I estimate that there are somewhere in the vicinity of 10,000 text adventures. Which ones should be included in the survey?

  • ADVENT (obviously) and one or two other mainframe adventures, such as Castlequest and Dungeon. You should also mention the ADVENT family tree and all the derivatives, from the 350 point version to the 1000 point version and everything in between.
  • Zork, I suppose, as it was the first Infocom game.
  • Dog Star Adventure, as it was supposedly the first ever magazine type-in.
  • Adventureland, as it was the first adventure that ran on a home computer (or one of the first).
  • Something from The Captain 80 book of BASIC adventures, the first collection of type-ins in a book.
  • Something from Brian Howarth.
  • Something from Level 9.
  • Some Quilled, PAWed and GACed adventures.
  • Some of the Australian classics, such as games by Dorothy Millard, Darryl Reynolds & Brian Betts.
  • The first illustrated adventure by Sierra On-line.
  • Some of the wonderful Apple II and Atari 8-bit illustrated adventures.
  • Powerstar, one of the only adventures to ever be released on a cartridge.
  • Something written with the TI-99/4a adventure module.
  • The SoftSide Adventure of the Month series.
  • At least one game from each of the major (and minor) 8-bit and 16-bit platforms.
  • At least one game from each of the major authoring systems (AGT, Adrift, Alan, Hugo, Inform 5, Inform 6, Inform 7, Quest, TADS, Adventuron etc.)
  • Games from the first ever competitions, such as those in The Rainbow book of adventures.
  • Something from Magnetic Scrolls.
  • Examples of foreign language games in French, German, Italian, Spanish and so on.

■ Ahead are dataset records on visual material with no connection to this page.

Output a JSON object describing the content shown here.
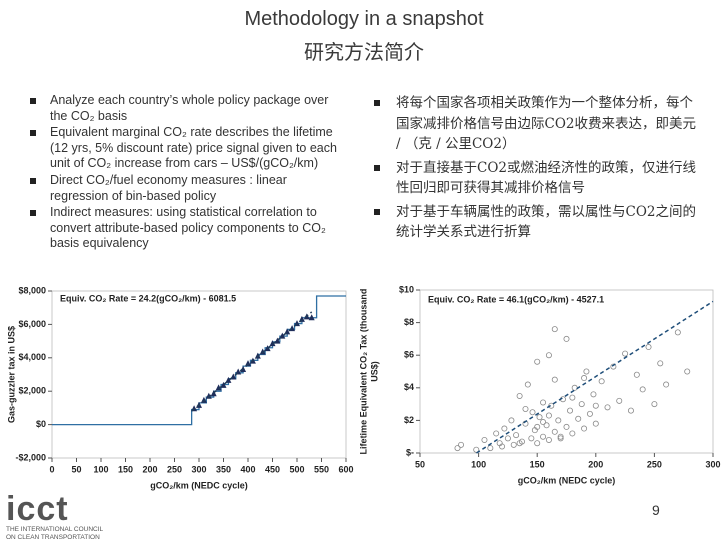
{
  "title": "Methodology in a snapshot",
  "title_zh": "研究方法简介",
  "bullets_en": [
    "Analyze each country’s whole policy package over the CO₂ basis",
    "Equivalent marginal CO₂ rate describes the lifetime (12 yrs, 5% discount rate) price signal given to each unit of CO₂ increase from cars – US$/(gCO₂/km)",
    "Direct CO₂/fuel economy measures : linear regression of bin-based policy",
    "Indirect measures: using statistical correlation to convert attribute-based policy components to CO₂ basis equivalency"
  ],
  "bullets_zh": [
    "将每个国家各项相关政策作为一个整体分析，每个国家减排价格信号由边际CO2收费来表达，即美元 / （克 / 公里CO2）",
    "对于直接基于CO2或燃油经济性的政策，仅进行线性回归即可获得其减排价格信号",
    "对于基于车辆属性的政策，需以属性与CO2之间的统计学关系式进行折算"
  ],
  "footer": {
    "logo": "icct",
    "org": [
      "THE INTERNATIONAL COUNCIL",
      "ON CLEAN TRANSPORTATION"
    ],
    "page": "9"
  },
  "chart_data": [
    {
      "type": "line",
      "annotation": "Equiv. CO₂ Rate = 24.2(gCO₂/km) - 6081.5",
      "x_label": "gCO₂/km (NEDC cycle)",
      "y_label": [
        "Gas-guzzler tax in US$"
      ],
      "xlim": [
        0,
        600
      ],
      "xticks": [
        0,
        50,
        100,
        150,
        200,
        250,
        300,
        350,
        400,
        450,
        500,
        550,
        600
      ],
      "ylim": [
        -2000,
        8000
      ],
      "yticks": [
        {
          "value": -2000,
          "label": "-$2,000"
        },
        {
          "value": 0,
          "label": "$0"
        },
        {
          "value": 2000,
          "label": "$2,000"
        },
        {
          "value": 4000,
          "label": "$4,000"
        },
        {
          "value": 6000,
          "label": "$6,000"
        },
        {
          "value": 8000,
          "label": "$8,000"
        }
      ],
      "series": [
        {
          "color": "#2f6fa3",
          "line_style": "solid",
          "marker": "none",
          "x": [
            0,
            285,
            285,
            300,
            300,
            315,
            315,
            330,
            330,
            345,
            345,
            360,
            360,
            375,
            375,
            390,
            390,
            405,
            405,
            420,
            420,
            435,
            435,
            450,
            450,
            465,
            465,
            480,
            480,
            495,
            495,
            510,
            510,
            540,
            540,
            600
          ],
          "values": [
            0,
            0,
            900,
            900,
            1300,
            1300,
            1650,
            1650,
            2000,
            2000,
            2400,
            2400,
            2750,
            2750,
            3100,
            3100,
            3500,
            3500,
            3850,
            3850,
            4200,
            4200,
            4600,
            4600,
            4950,
            4950,
            5300,
            5300,
            5700,
            5700,
            6050,
            6050,
            6400,
            6400,
            7700,
            7700
          ]
        },
        {
          "color": "#1f2d5a",
          "line_style": "none",
          "marker": "triangle",
          "x": [
            290,
            300,
            310,
            320,
            330,
            340,
            350,
            360,
            370,
            380,
            390,
            400,
            410,
            420,
            430,
            440,
            450,
            460,
            470,
            480,
            490,
            500,
            510,
            520,
            530
          ],
          "values": [
            950,
            1150,
            1450,
            1700,
            1850,
            2200,
            2350,
            2650,
            2850,
            3150,
            3300,
            3650,
            3800,
            4100,
            4350,
            4550,
            4850,
            5000,
            5300,
            5550,
            5750,
            6050,
            6300,
            6450,
            6400
          ]
        },
        {
          "color": "#1f3b5a",
          "line_style": "dashed",
          "marker": "none",
          "x": [
            285,
            530
          ],
          "values": [
            815,
            6745
          ]
        }
      ]
    },
    {
      "type": "scatter",
      "annotation": "Equiv. CO₂ Rate = 46.1(gCO₂/km) - 4527.1",
      "x_label": "gCO₂/km (NEDC cycle)",
      "y_label": [
        "Lifetime Equivalent CO₂ Tax (thousand",
        "US$)"
      ],
      "xlim": [
        50,
        300
      ],
      "xticks": [
        50,
        100,
        150,
        200,
        250,
        300
      ],
      "ylim": [
        0,
        10
      ],
      "yticks": [
        {
          "value": 0,
          "label": "$-"
        },
        {
          "value": 2,
          "label": "$2"
        },
        {
          "value": 4,
          "label": "$4"
        },
        {
          "value": 6,
          "label": "$6"
        },
        {
          "value": 8,
          "label": "$8"
        },
        {
          "value": 10,
          "label": "$10"
        }
      ],
      "series": [
        {
          "color": "#8a8a8a",
          "line_style": "none",
          "marker": "circle",
          "x": [
            82,
            85,
            98,
            105,
            110,
            115,
            118,
            120,
            122,
            125,
            128,
            130,
            132,
            135,
            137,
            140,
            142,
            145,
            146,
            148,
            150,
            150,
            152,
            155,
            155,
            158,
            160,
            160,
            162,
            165,
            165,
            168,
            170,
            172,
            175,
            175,
            178,
            180,
            182,
            185,
            188,
            190,
            192,
            195,
            198,
            200,
            205,
            210,
            215,
            220,
            225,
            230,
            235,
            240,
            245,
            250,
            255,
            260,
            270,
            278,
            150,
            160,
            170,
            140,
            135,
            180,
            190,
            200,
            165,
            155
          ],
          "values": [
            0.3,
            0.5,
            0.2,
            0.8,
            0.3,
            1.2,
            0.6,
            0.4,
            1.5,
            0.9,
            2.0,
            0.5,
            1.1,
            3.5,
            0.7,
            1.8,
            4.2,
            0.9,
            2.5,
            1.4,
            0.6,
            5.6,
            2.2,
            1.0,
            3.1,
            1.7,
            0.8,
            6.0,
            2.9,
            1.3,
            4.5,
            2.0,
            1.0,
            3.3,
            1.6,
            7.0,
            2.6,
            1.2,
            4.0,
            2.1,
            3.0,
            1.5,
            5.0,
            2.4,
            3.6,
            1.8,
            4.4,
            2.8,
            5.3,
            3.2,
            6.1,
            2.6,
            4.8,
            3.9,
            6.5,
            3.0,
            5.5,
            4.2,
            7.4,
            5.0,
            1.6,
            2.3,
            0.9,
            2.7,
            0.6,
            3.4,
            4.6,
            2.9,
            7.6,
            1.9
          ]
        },
        {
          "color": "#1f4e79",
          "line_style": "dashed",
          "marker": "none",
          "x": [
            98.2,
            300
          ],
          "values": [
            0,
            9.3
          ]
        }
      ]
    }
  ]
}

The survey should include text only games and games illustrated by character graphics, bit-mapped graphics and vector graphics.

It should also include some of the dogs, not just the ‘best’ games, as they were just as important to the history, development and improvement of the genre, not to mention the nostalgia.

It all boils down to how many games you want to include.


Thanks for fully engaging with the question! I am not sure how many games would be included. I’m assuming that walkthroughs would be provided, since the emphasis would be on understanding the texts of the game and the features that make them unique. I think an instructor would try to cover however much would be feasible in a typical university semester.

The reason that Americans emphasize American games (and most of all Infocom) is because the sales of Infocom games set them apart. They were not just a gaming phenomenon but a pop culture phenomenon. For a period, they were likely the most successful game publisher in America, and one of the most successful software publishers generally.

Obviously, the games from outside America are important. It’s just that the influence of Infocom over here is impossible to ignore.

This is a great list! I know very few of them. Some UK listeners of my podcast have written in with suggestions for games written outside of the US. I plan to play a few of them after my Infocom project is over. I’ll consider your recommendations as well.

I completely agree about “dogs.” I think that the class would ultimately be about legacy rather than quality (though many games will demonstrate both, of course!).


Here’s an IFDB list I made a while ago with the games I think are “historically important” or interesting for authors. Like Garry, I also have a specific niche, which is the Infocom, XYZZY award, and IFComp groups.

If I had to include some more out there stuff, I’d say the Unnkulia games (played a major role between Infocom and Inform in the communities that engaged with both, but aren’t my favorite). Scott Adams really should be on that list.


Thanks for this list. It’s enjoyable to read, and the comments explain everything. They even make sense to me, and my post-Infocom knowledge is quite spotty!

I’m surprised that I’d forgotten about Slouching Towards Bedlam. I remember liking it very much.